Hey Alym.......so tell us - how's it done


----------



## Mykiss (Apr 22, 2010)

Awsome!!!!!!!!!
________
Alexahot


----------



## taureandragon76 (Apr 21, 2010)

Ya Alym tell us man, I know your not allowed there is a whole code of ethics amongst you magicians isn't there?


----------



## snow (Apr 21, 2010)

that was pretty cool. That would make catching fish easy.


----------



## Homahfan (Apr 22, 2010)

wow!

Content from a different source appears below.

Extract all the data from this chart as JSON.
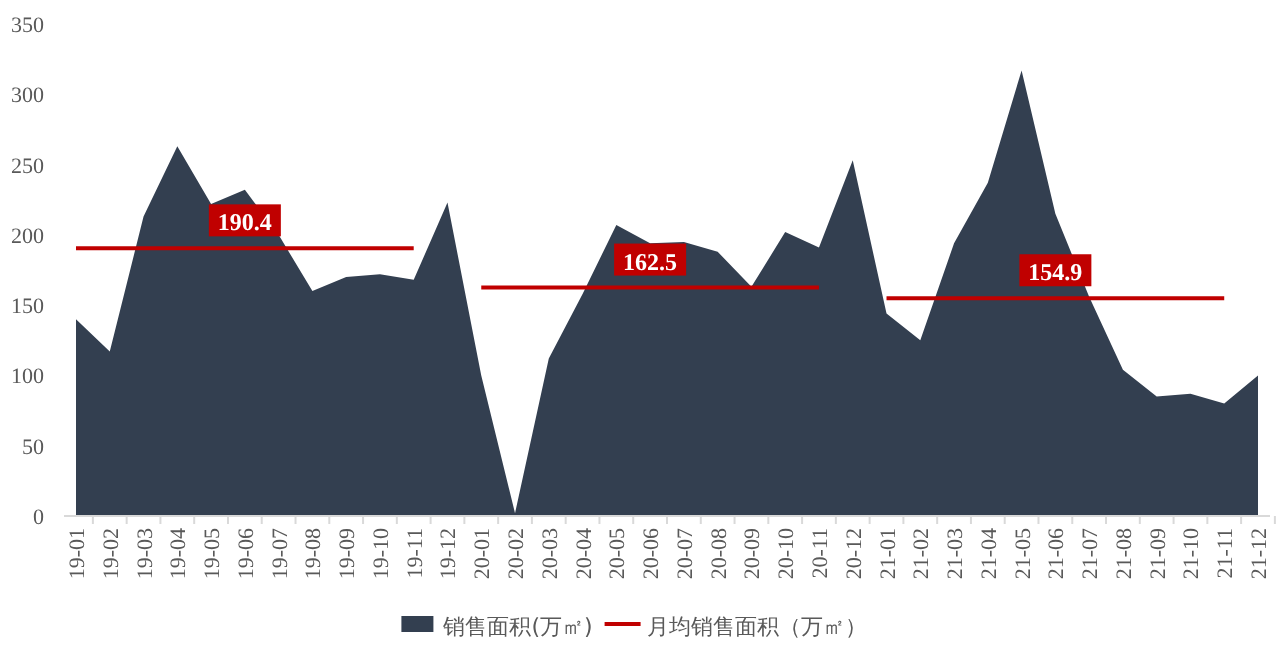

Amazing!


----------



## spit.fire (Jan 3, 2011)

i wanna see him do it in a piranha tank


----------



## taureandragon76 (Apr 21, 2010)

spit.fire said:


> i wanna see him do it in a piranha tank


I would stick my hand in a piranha tank anyday, they are not as vicious as some may think Unless in very large groups they are actually quite timid and shy.


----------



## dZilla (Dec 30, 2010)

Magic Hand Through Aquarium Trick Revealed

Right when the guy in the video says he 'hands the card to an assistant' it is really easy to tell that he did, his hand is behind the girl out of view of the AUDIENCE (television) and then from there quite easily explained IMO


----------



## Nicklfire (Apr 21, 2010)

pretty elaborate trick. i was amazed, great illusion


----------



## Ursus sapien (Apr 21, 2010)

excellent illusion! great vid, thanks.


----------



## tomaslue (Aug 4, 2010)

Amazing show!


----------



## plantedinvertz (Apr 21, 2010)

That was pretty cool


----------